Labutara nas noites inquietas,
a adivinhar devassidões quando se esforçava por enxergar no sonho castas
imagens, vidas santas, alegrias puras.
Antes de perder-se por completo ali, em Mangue Seco, esteve à
beira do pecado todas as noites, ora adormecido, ora acordado, e se jamais o
completou foi por não saber como fazê-lo.

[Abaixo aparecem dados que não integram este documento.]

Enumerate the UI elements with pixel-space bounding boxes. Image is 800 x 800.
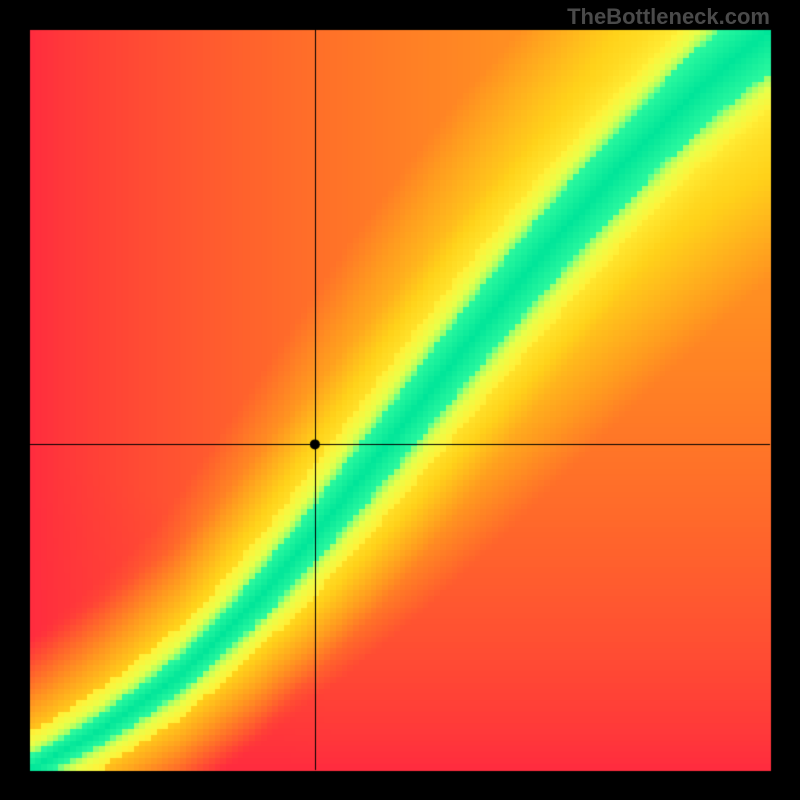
chart-root: TheBottleneck.com	[0, 0, 800, 800]
heatmap-canvas	[0, 0, 800, 800]
watermark-text: TheBottleneck.com	[567, 4, 770, 30]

Mal terminava as orações e cerrava os
olhos, ainda com o nome de Deus nos lábios e o pensamento na salvação da alma,
e já o amaldiçoado enchia a rede de seios e coxas, de bundas e pêlos, a tia
inteira e nua.
Nem os rogos, nem as preces, nem as promessas, nem as fugas.
Transtornado, abrira o livro santo na página da fuga para o Egipto, conselho de Deus.
Montou no burro e se tocou no
rastro do padre Mariano para a Rocinha em vez de tomar a lancha para Mangue
Seco onde poderia vê-la quase desnuda na praia, acompanhá-la mar adentro,
salvando-a de morte certa quando a arrebentação da barra a estivesse afogando.
Heróico, lutaria contra as vagas, tomando-a finalmente nos braços, trazendo
para a praia o corpo inerte apertado de encontra o peito.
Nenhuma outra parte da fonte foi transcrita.